Jinan Mining, another Chinese diamond miner that used to operate in Marange, has been left out. But then, Global Witness, a corruption watchdog, said it suspected it was an extension of Anjin.
Read that in conjunction with the November 2017 militarily assisted takeover of power from Mugabe, who seemed to have fallen out of favour with Beijing. The Zimbabwean military still has a strong sense of entitlement for helping kick Mugabe out. In fact, it believes that the sun shines through its bowels for having done that and believes it is owed a big share of the post-Mugabe cake.
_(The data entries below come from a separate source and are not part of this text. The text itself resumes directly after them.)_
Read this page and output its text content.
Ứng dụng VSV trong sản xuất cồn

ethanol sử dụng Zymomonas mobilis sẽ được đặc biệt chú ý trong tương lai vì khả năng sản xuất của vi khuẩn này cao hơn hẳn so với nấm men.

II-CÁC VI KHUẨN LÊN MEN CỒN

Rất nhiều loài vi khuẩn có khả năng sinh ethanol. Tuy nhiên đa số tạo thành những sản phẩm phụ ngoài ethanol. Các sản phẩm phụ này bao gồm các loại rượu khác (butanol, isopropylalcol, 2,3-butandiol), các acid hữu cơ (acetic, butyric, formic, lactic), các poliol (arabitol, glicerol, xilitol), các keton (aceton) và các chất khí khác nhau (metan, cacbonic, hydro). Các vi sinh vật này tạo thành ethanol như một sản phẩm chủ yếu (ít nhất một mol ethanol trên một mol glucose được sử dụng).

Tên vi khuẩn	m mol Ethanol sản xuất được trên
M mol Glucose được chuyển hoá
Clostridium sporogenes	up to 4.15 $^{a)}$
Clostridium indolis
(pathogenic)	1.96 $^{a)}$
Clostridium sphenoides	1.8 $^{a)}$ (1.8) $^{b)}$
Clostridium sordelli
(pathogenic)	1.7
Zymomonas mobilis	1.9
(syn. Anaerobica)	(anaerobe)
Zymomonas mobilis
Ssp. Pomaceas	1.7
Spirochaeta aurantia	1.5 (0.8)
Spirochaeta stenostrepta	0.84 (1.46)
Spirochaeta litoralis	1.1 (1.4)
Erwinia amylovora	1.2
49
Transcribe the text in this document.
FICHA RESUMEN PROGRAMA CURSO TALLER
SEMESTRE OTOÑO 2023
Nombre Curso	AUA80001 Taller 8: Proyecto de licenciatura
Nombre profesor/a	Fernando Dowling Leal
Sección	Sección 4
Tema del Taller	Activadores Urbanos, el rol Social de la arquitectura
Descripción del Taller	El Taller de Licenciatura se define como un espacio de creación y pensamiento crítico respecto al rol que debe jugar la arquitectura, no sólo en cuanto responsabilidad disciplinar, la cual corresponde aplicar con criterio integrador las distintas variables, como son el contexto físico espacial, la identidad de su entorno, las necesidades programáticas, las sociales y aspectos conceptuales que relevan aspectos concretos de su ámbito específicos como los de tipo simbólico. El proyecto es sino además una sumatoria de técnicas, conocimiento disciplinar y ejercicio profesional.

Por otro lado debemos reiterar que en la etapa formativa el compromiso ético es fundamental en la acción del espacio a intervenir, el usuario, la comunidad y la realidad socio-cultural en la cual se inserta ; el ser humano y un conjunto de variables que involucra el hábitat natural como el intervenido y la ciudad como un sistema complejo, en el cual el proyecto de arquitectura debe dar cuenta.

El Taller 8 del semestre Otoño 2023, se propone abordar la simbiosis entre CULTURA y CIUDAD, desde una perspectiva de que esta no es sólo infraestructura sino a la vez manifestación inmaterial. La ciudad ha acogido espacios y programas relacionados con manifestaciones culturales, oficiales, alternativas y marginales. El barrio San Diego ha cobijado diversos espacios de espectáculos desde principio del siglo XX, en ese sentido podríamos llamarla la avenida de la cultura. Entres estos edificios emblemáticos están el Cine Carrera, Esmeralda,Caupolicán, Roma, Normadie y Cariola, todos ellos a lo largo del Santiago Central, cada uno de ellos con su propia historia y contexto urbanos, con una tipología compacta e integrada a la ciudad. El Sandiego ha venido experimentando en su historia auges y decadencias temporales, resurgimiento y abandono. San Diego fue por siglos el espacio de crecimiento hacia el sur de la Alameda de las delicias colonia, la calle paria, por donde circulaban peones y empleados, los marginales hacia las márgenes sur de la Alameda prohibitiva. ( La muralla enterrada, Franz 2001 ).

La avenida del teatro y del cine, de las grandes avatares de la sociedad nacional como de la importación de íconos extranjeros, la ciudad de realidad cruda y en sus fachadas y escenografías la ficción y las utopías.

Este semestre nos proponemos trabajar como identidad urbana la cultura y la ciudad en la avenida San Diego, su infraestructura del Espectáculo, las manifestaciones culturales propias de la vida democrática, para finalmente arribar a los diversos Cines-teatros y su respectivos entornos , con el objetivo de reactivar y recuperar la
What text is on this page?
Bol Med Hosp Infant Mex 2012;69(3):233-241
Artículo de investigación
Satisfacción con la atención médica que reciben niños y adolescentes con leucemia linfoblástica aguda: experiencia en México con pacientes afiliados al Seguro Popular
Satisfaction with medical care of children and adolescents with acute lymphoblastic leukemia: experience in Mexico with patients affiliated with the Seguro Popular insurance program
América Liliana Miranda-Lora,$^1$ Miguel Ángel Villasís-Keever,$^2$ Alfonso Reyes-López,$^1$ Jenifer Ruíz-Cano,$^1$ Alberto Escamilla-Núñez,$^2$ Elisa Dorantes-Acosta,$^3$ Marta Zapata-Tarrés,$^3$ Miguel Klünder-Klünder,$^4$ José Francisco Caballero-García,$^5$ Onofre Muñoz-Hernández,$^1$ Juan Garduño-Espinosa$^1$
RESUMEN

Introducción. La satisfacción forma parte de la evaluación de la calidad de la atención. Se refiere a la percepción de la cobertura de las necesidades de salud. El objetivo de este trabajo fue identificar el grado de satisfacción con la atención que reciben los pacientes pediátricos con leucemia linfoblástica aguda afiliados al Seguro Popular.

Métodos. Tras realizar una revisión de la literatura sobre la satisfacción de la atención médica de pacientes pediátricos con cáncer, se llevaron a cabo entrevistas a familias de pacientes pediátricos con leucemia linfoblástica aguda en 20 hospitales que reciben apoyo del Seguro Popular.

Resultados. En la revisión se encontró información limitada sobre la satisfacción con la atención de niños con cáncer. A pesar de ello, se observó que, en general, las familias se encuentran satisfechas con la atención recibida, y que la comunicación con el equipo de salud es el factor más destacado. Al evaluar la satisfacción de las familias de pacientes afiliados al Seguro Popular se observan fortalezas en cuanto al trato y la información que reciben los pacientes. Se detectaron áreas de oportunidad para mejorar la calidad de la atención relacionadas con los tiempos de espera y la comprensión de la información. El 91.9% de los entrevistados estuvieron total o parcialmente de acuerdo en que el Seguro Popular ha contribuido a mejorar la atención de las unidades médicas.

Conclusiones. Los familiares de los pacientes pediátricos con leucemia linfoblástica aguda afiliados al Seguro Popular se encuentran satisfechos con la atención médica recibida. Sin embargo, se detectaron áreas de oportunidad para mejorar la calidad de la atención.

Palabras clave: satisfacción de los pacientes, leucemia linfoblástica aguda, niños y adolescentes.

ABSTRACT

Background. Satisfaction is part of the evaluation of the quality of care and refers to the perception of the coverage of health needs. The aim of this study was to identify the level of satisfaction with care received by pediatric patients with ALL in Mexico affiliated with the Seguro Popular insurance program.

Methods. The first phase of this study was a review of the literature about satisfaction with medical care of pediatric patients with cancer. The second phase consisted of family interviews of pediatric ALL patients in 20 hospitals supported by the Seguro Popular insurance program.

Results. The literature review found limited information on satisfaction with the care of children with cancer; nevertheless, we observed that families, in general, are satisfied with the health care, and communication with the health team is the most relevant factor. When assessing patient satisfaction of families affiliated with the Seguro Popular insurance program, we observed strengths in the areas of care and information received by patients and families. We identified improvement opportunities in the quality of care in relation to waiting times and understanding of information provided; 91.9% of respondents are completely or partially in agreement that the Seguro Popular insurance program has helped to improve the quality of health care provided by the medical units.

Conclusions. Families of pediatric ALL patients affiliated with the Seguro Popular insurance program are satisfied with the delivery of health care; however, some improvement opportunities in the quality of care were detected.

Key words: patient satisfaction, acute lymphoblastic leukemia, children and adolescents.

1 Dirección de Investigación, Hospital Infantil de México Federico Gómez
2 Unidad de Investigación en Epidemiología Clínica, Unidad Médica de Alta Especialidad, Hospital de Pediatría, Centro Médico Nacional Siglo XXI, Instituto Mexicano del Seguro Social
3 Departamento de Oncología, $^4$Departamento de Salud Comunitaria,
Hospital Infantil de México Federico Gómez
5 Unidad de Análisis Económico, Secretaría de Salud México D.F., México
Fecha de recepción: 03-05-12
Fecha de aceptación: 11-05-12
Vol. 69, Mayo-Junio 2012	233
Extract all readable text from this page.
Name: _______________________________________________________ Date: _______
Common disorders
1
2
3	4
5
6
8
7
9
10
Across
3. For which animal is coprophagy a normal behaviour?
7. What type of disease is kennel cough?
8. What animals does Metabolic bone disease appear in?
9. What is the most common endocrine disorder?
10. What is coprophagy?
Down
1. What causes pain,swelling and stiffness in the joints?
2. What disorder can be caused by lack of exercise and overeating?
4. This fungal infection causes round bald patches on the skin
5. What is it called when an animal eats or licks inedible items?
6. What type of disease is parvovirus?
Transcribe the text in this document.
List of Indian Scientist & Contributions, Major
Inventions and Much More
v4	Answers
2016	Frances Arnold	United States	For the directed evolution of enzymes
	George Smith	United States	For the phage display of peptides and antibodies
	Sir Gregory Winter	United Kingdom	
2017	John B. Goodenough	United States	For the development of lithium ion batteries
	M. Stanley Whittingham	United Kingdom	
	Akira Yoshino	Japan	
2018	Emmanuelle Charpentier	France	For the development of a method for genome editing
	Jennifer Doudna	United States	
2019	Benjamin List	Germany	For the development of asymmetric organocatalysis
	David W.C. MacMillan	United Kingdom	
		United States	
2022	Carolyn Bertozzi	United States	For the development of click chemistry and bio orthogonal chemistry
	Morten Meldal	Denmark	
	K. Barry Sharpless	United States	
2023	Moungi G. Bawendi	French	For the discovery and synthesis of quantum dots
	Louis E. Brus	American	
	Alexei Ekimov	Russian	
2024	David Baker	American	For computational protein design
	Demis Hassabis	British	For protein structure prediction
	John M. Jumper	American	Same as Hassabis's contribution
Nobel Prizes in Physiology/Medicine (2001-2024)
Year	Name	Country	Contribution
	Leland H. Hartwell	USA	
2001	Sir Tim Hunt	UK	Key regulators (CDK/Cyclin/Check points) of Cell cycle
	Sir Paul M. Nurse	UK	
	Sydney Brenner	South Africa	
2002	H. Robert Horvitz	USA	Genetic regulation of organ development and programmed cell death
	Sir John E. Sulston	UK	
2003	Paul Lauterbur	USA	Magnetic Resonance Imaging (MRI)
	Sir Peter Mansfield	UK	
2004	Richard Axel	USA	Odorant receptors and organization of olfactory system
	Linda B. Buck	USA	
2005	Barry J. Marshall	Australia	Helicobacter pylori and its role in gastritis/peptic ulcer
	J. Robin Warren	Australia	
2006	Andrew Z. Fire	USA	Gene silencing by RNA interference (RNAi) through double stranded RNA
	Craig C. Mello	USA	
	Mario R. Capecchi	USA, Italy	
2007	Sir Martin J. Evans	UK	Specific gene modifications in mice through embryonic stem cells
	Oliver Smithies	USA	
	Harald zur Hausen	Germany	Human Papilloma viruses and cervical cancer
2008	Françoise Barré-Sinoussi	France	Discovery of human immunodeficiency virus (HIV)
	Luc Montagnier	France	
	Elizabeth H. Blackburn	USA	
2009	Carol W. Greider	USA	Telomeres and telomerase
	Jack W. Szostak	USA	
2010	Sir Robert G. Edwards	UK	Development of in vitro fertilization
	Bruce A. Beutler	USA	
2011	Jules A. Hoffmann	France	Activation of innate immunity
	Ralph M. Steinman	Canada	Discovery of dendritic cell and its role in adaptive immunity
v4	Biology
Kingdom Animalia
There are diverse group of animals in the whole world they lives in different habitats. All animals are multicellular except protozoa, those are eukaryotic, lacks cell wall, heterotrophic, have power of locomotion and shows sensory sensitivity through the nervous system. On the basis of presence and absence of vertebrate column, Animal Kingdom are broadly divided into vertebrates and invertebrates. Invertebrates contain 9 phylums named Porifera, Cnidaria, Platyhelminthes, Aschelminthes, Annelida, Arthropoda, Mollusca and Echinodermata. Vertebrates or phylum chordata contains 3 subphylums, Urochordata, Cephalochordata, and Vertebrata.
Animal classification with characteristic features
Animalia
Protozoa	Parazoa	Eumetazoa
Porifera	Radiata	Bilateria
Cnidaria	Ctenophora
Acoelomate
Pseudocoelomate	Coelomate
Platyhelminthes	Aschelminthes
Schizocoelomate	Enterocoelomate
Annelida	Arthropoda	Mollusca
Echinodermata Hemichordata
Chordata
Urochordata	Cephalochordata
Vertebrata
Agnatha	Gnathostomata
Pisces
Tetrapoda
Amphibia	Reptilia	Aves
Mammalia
The Mnangagwa leadership hasn’t made things any better by failing so hugely to get the army eating comfortably. It’s not unsafe to say the army feels shortchanged. Particularly so, the big military chefs. The rank and file is suffering poor salaries and other sorts. The big gunners, save for a few, are unlikely to have received meaningful rewards for their sweat. That naturally points towards low morale in the army. Add to that those stubborn but officially refuted rumours about an imminent military coup.